Alexis Blane has posted a new paper on SSRN entitled: “Sovereign Immunity as a Bar to the Execution of International Arbitral Awards” New York University Journal of International Law and Politics (JILP), Vol. 41, No. 2, p. 453, 2009. Here is the abstract:

International arbitration is an increasingly popular way to settle disputes between parties of different nationalities and a particularly valuable tool for private parties engaging in commercial transactions with states. The reasons for preferring arbitration include the ability to choose the dispute settlement forum, the procedural strictures of judicial settlement, and the perceived tendency of national courts to favor their own investors. Whatever their reasons for choosing arbitration, parties who do so believe that the current network of multilateral treaties and national laws render the awards arising out of arbitration enforceable and executable in multiple jurisdictions. This potential for enforcement in multiple jurisdictions is valuable because it allows the prevailing party to collect on its award and, when it cannot, to bring judicial pressure to bear in order to compel compensation. It is the promise of such transportable execution which may be arbitration’s greatest appeal. However, this Note argues that this perception may be fatally flawed. When losing state parties do resist award enforcement, the domestic law of sovereign immunity provides a near-absolute bar to attempts to enforce and execute those awards against the states.

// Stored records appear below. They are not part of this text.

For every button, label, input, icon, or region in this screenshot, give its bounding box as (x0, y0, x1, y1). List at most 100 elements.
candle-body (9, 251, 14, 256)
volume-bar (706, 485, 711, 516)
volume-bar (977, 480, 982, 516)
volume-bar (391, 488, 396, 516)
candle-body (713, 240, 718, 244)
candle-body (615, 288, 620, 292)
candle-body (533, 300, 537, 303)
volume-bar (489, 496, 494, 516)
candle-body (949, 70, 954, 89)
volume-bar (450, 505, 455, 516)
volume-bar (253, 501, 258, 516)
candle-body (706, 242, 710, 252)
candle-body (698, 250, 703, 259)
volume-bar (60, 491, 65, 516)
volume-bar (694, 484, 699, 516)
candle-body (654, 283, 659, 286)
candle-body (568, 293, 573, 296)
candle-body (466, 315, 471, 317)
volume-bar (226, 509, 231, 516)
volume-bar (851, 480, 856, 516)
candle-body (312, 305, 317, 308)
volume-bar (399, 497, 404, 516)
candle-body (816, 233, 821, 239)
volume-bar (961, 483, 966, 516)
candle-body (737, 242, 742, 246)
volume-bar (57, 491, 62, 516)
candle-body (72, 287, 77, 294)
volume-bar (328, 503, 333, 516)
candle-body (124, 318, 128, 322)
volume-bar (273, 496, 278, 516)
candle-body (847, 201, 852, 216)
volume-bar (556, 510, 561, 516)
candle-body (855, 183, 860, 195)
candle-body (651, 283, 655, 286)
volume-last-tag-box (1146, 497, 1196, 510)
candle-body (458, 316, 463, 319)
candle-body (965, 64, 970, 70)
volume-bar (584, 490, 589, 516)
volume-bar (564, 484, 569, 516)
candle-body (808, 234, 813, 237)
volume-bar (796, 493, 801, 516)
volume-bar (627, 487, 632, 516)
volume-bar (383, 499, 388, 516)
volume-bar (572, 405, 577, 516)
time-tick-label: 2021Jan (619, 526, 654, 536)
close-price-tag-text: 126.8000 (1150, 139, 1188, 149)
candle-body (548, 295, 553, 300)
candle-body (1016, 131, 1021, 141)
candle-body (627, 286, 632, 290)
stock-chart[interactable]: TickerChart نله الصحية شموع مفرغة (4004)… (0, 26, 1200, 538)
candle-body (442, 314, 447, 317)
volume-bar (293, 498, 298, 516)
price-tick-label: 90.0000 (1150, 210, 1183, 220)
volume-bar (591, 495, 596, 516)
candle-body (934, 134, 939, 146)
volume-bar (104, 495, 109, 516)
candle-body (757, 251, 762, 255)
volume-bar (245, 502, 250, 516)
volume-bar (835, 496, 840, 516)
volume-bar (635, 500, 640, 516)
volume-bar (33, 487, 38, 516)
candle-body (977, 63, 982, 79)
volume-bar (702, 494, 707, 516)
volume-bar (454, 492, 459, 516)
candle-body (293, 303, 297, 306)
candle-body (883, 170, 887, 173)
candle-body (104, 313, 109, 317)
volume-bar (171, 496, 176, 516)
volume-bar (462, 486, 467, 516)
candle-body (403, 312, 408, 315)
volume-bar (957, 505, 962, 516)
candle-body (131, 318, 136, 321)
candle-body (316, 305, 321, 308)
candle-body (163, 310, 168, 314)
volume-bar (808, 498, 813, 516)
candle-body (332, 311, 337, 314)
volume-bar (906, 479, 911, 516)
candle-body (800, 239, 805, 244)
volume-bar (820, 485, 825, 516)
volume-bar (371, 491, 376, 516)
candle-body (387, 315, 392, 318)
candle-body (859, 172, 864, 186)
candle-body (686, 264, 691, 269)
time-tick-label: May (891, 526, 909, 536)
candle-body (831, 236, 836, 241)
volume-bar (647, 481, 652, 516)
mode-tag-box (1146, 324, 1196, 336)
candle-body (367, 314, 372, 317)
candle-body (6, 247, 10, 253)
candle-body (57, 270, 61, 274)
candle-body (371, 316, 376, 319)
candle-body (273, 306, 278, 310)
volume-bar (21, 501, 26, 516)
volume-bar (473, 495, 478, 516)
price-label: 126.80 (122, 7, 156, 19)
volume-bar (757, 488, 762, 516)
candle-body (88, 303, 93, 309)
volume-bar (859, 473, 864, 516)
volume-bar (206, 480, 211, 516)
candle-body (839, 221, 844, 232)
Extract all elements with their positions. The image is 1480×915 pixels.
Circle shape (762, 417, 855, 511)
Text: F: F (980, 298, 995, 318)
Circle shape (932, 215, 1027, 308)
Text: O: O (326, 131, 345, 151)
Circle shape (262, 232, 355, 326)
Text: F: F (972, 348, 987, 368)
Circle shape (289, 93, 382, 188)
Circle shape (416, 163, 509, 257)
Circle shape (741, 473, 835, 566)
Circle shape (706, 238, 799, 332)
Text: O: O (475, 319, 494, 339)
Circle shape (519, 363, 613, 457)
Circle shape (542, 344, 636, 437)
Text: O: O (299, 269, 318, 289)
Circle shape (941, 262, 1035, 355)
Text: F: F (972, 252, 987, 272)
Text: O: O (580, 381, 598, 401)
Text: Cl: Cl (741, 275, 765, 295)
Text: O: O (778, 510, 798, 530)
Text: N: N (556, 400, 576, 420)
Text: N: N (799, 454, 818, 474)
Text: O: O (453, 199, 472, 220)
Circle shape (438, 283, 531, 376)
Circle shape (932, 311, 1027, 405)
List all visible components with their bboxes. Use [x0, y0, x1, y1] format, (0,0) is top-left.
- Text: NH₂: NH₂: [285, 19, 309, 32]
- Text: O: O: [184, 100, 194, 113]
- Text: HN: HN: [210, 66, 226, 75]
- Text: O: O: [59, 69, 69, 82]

Enforcement of arbitral awards by national courts is central to the international arbitration regime’s protections. However, there remains an important loophole in the provisions for execution of arbitral awards, even those that are enforceable: Claims of sovereign immunity. While the past decades have seen a shift in the doctrine of sovereign immunity from absolute to restrictive, claims of sovereign immunity remain available to states brought before the courts of another state. The protection provided by the arbitration agreement is rendered illusory if the state against which execution is sought can defend against enforcement of the award through claims of sovereign immunity. The investor, having prevailed in arbitration, will be left with an award that cannot be satisfied.

This Note begins by examining the law that governs the enforcement and execution of international arbitration awards and the domestic law of sovereign immunity in Part II. In Part III, case studies from a number of jurisdictions are presented in order to demonstrate the problems that investors face when a state claims sovereign immunity to avoid paying an award. Part IV then explores the regime of Bilateral Investment Treaties (BITs), a rapidly expanding practice by which states form sovereign agreements that permit their national investors to bring disputes against the signatory sovereign in arbitration. For reasons that this Note examines, concerns about sovereign immunity may be particularly problematic in the BIT context. The BIT context is thus a lens through which the costs to both states and the international trade regime that arise from refusals to enforce such awards become apparent. Part VI examines a number of ways that the problems with sovereign immunity might be mitigated.